Not necessarily. The scientific training in psychology comes through the doctoral level training, and even then, I wouldn't argue that it's universal--there's plenty of PsyD programs that allow students to graduate without conducting a true empirical research study for their dissertation. I teach masters counseling students now, and they get what I think is pretty standard masters-level training--research methods, stats, an optional thesis, a general cross-course focus on EBP, etc. I imagine many masters-level programs in psych, if they were meant to license some flavor of masters-level clinicians, because most folks who want to be clinicians don't want to be researchers. Heck, even some doctoral students deliberately pick less research-heavy programs.

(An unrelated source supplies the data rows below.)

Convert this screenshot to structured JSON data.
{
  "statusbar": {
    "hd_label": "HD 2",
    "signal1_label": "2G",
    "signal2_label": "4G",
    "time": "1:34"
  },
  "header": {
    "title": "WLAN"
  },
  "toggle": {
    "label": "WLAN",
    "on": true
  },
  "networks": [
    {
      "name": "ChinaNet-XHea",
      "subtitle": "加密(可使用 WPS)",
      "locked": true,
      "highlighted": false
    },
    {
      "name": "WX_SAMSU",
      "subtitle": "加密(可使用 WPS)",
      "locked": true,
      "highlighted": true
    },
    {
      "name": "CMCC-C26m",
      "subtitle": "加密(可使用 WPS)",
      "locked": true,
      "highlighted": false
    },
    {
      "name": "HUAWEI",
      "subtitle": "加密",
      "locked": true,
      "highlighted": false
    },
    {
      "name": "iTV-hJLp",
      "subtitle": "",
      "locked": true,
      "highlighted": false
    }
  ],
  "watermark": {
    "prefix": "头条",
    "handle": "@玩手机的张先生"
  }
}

It's a matter of emphasis, of course. No one is going to expect doctoral-level work from master's students, but surely there is room to improve the way that empiricism is incorporated into both didactics and clinical training. Or is there something else that you would expect to differentiate psychology from counseling and social work?
 
It's a matter of emphasis, of course. No one is going to expect doctoral-level work from master's students, but surely there is room to improve the way that empiricism is incorporated into both didactics and clinical training. Or is there something else that you would expect to differentiate psychology from counseling and social work?
I think the issue is that counseling is already doing masters-level clinical therapy practice. I can't see how masters-level psych practice could be distinguishably different, unless doctoral psychs gave up assessment as their unique domain or we were training MA-level psych students to be psychometricians. It seems like this is either going to decrease the value of psych doctoral degrees and associated licenses and scope of practice or just essentially replicate counseling masters degrees, licenses, and scope of practice.
 
Council approved APA pursuing the accreditation of master’s level programs in psychology in areas in which APA already accreditsprograms (92% approval!). At this time how accreditation will be done is wide open. APA will reach out to other organizations (e.g., MPCAC) and existing resources (e.g., master’s competency benchmarks) and see how the pursuit of accreditation can be accomplished. All options are on the table.

From the div17 listserv on what next steps are for accred.
 
or just essentially replicate counseling masters degrees, licenses, and scope of practice.
I think this is the goal.

At the moment, CACREP is kicking psychology out of masters-level training. APA has a vested interest in making sure psychologists have jobs in masters programs. Its a turf issue at the end. I am also sure that APA will make sure to distinguish doctoral training as a wholly separate and distinct area of practice/accreditation.

I think APA should just join with MPCAC, which is the alternative accrediting body for programs typically found in psychology departments.